Archaeologist Oren Shmueli added, “Never in my darkest dream did I think I would be in such a situation.” He noted the hardest thing one can find are the personal items—like rings or watches—because then you get a feel for who the person was.

Amid the carnage, a miniature book of Psalms, blackened by fire, is delicately removed from the debris.

Blood stains the walls and floors of these homes.

Inside one of the safe rooms of the gutted home, a girl’s doll lay on the bed.

One in four killed or kidnapped

This small desert kibbutz, within sight of the Gaza border, was among the hardest hit during Hamas’s Oct. 7 assault. One in every four residents was either killed or kidnapped.

“On Oct. 7 our life stopped,” said Natalie Madmon, whose 77-year-old mother Ofelia Roitman, an Argentinian-born educator, was kidnapped in the attack. Roitman had just made herself a cup of coffee and settled in the sealed room of her house with the lights off when the terrorists barged in, her daughter recounted. Her last phone message, at 9:37 a.m. that fateful morning was: “They are here, please please.”

The kibbutz, which was once home to 400 people, now lies lifeless, like the other border communities a closed military zone, and now also a dig site. Seventy-three of its members were kidnapped, while 29 were murdered, along with 11 Thai workers.

“To see this place which was once so happy all blackened, to smell the burning, is horrifying,” said Madmon, her hands black with soot.
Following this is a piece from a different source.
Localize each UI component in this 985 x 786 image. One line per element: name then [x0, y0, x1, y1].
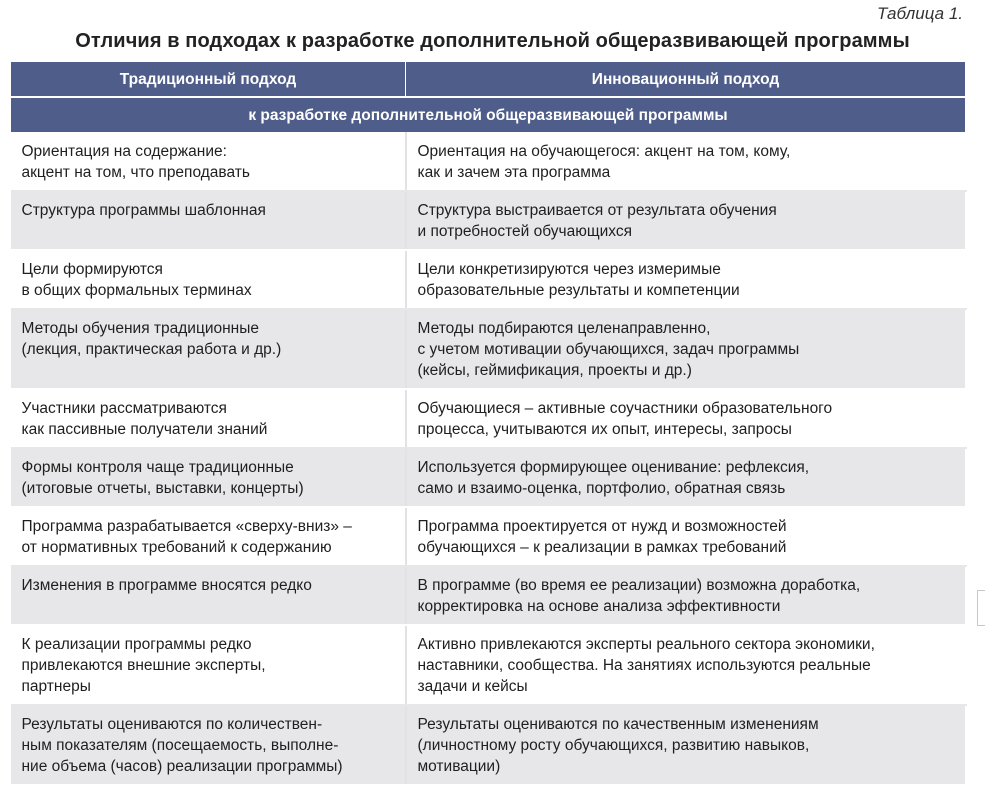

A kibbutz member whose parents were murdered in the attack, Amit Siman-Tov, enters the communal dining hall, the kitchen of which was set ablaze. The two women embrace in tears.

Death and destruction

The killers on that morning did not differentiate by sex, religion or nationality.

The adjacent agricultural fields lay desolate.

Outside the kibbutz dining hall, just down the path from the archaeological sifting operation underway, the sprinklers were on, watering the grass.